Reginald John Rudall (27 September 1885 – 1 January 1955) was a lawyer and Liberal Country League politician in Gawler, South Australia. His father, Samuel Bruce Rudall, was member for Barossa 1906–1915.

==History==
Reginald Rudall was born at Gawler, the son of Samuel Bruce Rudall (1859–1945) and Margaret Rudall, née McNeil. He was educated at Miss Burton's Private School in Gawler, Queen's School in North Adelaide, and St. Peter's College. He read law at the University of Adelaide then served his articles with his father firm of Rudall & Rudall and in the firm G. & J. Downer. He was admitted to the Bar in 1907. In 1908 he was awarded a Rhodes scholarship, which he used to further his studies at Oxford University.

He enlisted in the AIF in 1915 and served with the 50th Battalion in France. In September 1918 he was appointed assistant director of the newly formed AIF Education Service in London, where he was promoted to the rank of captain shortly before in May 1919 returning to Australia.
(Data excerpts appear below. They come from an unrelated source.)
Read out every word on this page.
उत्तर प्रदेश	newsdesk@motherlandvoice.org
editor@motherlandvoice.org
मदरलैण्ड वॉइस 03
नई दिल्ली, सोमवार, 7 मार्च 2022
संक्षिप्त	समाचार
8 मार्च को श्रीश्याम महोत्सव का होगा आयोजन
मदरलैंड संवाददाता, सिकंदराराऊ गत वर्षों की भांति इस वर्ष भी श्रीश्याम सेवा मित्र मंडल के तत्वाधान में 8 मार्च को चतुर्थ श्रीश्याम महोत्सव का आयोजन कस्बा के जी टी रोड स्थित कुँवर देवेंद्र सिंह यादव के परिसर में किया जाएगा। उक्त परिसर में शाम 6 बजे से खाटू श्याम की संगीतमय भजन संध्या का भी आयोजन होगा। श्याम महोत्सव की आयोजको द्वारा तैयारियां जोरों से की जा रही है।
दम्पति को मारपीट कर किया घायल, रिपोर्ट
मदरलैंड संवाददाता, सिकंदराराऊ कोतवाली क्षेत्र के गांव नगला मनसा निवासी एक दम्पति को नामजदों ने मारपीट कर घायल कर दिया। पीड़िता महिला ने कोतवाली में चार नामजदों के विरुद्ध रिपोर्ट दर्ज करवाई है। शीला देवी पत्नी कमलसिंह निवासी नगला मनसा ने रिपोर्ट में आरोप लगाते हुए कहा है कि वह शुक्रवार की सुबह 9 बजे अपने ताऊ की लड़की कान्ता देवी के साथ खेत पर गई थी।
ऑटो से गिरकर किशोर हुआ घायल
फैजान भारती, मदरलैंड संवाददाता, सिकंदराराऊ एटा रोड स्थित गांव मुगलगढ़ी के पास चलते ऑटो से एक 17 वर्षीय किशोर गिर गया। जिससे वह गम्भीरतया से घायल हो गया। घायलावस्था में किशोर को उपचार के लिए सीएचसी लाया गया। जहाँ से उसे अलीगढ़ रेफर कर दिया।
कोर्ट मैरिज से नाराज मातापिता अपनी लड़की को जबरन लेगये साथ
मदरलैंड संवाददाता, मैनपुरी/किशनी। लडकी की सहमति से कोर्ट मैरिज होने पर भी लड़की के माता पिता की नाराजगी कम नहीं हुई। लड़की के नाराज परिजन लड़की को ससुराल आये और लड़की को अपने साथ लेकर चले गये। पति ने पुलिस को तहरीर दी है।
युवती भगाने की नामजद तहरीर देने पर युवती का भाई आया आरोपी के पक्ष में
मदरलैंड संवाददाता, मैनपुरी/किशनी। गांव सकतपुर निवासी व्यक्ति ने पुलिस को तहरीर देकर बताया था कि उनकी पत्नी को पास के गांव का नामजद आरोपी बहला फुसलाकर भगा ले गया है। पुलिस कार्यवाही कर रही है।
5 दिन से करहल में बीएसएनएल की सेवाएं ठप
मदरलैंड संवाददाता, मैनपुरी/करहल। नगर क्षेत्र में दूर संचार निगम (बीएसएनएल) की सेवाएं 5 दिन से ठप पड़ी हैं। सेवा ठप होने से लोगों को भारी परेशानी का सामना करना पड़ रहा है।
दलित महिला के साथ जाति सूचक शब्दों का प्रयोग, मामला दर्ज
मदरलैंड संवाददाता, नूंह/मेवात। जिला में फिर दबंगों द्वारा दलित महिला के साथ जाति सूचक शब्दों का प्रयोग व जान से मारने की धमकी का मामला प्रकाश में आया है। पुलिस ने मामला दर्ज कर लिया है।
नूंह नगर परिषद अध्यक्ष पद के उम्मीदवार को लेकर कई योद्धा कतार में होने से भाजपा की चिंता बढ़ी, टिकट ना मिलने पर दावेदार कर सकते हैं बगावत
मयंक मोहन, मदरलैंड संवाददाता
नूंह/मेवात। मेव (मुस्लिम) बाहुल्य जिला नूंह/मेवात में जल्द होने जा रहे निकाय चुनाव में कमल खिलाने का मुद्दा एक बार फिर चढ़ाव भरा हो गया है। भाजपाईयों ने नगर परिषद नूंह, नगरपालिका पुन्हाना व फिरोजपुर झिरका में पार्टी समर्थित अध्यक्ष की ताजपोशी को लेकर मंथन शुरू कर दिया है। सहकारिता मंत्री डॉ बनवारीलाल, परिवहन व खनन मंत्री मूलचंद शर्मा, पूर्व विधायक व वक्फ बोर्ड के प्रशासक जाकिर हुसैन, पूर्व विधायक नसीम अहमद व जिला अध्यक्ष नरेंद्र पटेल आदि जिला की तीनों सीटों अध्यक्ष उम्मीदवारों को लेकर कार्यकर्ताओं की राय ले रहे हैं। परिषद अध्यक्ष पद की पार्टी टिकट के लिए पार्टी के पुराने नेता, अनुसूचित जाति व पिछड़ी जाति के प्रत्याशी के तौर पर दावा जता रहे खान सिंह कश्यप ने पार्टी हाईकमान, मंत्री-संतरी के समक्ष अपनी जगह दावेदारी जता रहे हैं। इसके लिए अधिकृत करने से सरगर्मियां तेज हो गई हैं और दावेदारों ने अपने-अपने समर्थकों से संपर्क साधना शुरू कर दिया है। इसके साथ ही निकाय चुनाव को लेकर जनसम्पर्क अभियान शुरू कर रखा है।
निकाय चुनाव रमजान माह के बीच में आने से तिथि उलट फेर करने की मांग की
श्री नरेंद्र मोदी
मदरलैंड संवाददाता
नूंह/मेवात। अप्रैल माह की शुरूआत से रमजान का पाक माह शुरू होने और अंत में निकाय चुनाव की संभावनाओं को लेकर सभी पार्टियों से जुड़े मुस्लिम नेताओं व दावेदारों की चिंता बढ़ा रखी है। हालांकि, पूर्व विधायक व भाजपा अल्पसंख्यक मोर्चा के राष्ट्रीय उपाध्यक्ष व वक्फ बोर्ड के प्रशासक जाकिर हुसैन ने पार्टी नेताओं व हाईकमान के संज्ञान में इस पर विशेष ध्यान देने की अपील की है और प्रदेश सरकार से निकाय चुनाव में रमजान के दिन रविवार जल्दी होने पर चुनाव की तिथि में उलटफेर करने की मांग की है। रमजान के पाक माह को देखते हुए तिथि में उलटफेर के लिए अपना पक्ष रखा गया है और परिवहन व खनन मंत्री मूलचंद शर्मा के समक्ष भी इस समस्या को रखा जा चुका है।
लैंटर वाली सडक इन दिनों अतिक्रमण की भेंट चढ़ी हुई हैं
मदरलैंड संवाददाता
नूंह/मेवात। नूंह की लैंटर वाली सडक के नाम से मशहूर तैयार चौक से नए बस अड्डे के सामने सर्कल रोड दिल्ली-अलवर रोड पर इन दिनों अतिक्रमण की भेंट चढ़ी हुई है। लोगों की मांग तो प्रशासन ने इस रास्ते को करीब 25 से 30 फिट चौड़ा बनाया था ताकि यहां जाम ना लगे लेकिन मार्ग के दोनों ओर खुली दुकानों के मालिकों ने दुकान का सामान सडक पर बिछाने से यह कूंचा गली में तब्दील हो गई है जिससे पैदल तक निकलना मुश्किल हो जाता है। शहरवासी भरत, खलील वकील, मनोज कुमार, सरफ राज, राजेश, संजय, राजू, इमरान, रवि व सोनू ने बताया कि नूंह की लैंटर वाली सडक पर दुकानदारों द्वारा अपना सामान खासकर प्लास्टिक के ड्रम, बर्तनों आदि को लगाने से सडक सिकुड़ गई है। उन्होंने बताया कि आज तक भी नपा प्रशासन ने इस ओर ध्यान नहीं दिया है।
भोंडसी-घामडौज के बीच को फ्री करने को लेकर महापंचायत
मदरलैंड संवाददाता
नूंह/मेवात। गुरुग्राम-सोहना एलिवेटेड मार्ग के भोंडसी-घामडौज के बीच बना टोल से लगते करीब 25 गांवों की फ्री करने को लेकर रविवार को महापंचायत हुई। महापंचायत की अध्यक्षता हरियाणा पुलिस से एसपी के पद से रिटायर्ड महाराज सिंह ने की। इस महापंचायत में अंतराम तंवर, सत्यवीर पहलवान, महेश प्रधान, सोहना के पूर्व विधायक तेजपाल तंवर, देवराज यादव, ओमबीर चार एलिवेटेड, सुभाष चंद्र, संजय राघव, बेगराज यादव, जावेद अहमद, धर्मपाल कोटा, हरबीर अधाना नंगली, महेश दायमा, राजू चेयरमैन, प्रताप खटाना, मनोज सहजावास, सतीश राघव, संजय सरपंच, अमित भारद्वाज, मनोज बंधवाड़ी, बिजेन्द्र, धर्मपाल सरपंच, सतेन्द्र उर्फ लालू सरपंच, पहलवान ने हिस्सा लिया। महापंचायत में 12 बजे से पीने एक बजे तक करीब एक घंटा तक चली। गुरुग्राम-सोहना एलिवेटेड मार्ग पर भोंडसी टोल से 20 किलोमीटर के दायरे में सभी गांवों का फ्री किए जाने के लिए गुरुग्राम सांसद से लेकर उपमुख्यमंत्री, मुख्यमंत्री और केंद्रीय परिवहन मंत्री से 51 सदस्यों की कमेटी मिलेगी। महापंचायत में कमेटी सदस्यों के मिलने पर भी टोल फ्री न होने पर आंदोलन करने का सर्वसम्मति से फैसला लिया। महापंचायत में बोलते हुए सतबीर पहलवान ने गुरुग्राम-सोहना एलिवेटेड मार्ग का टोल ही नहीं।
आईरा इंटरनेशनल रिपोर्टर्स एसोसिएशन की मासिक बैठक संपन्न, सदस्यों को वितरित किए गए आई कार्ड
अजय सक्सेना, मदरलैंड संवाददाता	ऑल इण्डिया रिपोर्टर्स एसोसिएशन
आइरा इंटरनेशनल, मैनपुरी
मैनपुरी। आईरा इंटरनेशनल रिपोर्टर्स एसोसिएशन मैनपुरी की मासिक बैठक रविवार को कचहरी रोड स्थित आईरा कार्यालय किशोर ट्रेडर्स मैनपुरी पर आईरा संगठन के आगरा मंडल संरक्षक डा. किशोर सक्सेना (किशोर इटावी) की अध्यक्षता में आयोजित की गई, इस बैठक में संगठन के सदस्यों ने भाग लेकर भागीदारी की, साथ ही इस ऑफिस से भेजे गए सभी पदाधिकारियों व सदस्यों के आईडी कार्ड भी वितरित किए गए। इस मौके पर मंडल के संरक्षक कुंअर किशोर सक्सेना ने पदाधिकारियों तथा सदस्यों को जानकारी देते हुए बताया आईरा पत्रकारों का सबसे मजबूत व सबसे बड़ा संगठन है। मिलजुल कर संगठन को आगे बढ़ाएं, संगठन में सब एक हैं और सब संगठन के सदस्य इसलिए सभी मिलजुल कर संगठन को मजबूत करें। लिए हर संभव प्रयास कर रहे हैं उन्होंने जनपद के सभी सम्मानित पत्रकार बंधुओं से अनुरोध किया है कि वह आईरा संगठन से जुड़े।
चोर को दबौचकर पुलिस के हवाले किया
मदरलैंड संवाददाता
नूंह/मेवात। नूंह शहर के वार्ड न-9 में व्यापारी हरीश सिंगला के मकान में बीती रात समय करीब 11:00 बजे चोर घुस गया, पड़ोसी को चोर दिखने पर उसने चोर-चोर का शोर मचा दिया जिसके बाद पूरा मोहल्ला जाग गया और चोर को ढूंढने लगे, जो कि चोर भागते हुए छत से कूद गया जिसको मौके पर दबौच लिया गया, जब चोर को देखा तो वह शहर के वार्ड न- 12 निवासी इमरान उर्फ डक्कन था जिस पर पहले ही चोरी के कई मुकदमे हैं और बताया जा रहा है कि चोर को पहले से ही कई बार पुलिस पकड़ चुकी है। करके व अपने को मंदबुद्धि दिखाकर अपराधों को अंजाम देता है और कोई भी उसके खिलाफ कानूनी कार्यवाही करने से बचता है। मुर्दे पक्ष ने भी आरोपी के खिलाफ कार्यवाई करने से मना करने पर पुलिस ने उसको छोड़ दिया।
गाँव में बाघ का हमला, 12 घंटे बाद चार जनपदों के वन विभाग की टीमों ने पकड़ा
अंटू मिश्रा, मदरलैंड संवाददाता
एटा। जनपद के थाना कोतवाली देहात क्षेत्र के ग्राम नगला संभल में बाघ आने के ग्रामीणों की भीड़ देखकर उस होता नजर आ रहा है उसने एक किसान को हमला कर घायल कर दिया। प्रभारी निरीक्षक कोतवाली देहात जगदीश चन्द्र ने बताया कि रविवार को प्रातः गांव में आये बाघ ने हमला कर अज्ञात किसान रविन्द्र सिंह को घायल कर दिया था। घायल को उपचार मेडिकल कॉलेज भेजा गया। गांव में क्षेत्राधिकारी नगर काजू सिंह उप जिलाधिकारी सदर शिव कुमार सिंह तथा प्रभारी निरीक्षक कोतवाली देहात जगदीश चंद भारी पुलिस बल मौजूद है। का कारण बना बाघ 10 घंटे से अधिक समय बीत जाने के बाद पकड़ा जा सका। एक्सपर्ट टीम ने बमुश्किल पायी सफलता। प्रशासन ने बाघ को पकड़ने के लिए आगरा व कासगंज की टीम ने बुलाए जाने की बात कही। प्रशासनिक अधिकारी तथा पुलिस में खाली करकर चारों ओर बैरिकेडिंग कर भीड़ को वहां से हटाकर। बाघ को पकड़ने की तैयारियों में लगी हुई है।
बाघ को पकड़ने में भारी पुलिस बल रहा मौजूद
He returned to Gawler, where he rejoined his father's firm of Rudall & Rudall and lectured in Constitutional Law at the University of Adelaide from 1920 to 1925. He was elected to the House of Assembly at a July 1933 by-election in the seat of Barossa. In 1938, when the House of Assembly moved from multi-member to single-member districts, he contested and won the new seat of Angas. Thomas Playford became premier in the following November and appointed Rudall to his cabinet as Commissioner of Crown Lands (1938–1944), Minister of Repatriation and Minister of Irrigation (1938–1946) and Minister of Lands (1944–1946).

Following the outbreak of the Second World War, Rudall's two sons enlisted and both were lost in action: Peter on on 19 November 1941, and Jake was killed at Buna, Papua in December 1942.

Rudall had the responsibility of implementing the soldier-settlement scheme with memories of the failures of earlier schemes still fresh in the minds of South Australians. As a returned soldier he was able to maintain a degree of goodwill from returned servicemen when bureaucracy and Federal government financial problems delayed the purchase of suitable land. He became a legal adviser to the Returned Sailors', Soldiers' and Airmen's Imperial League of Australia.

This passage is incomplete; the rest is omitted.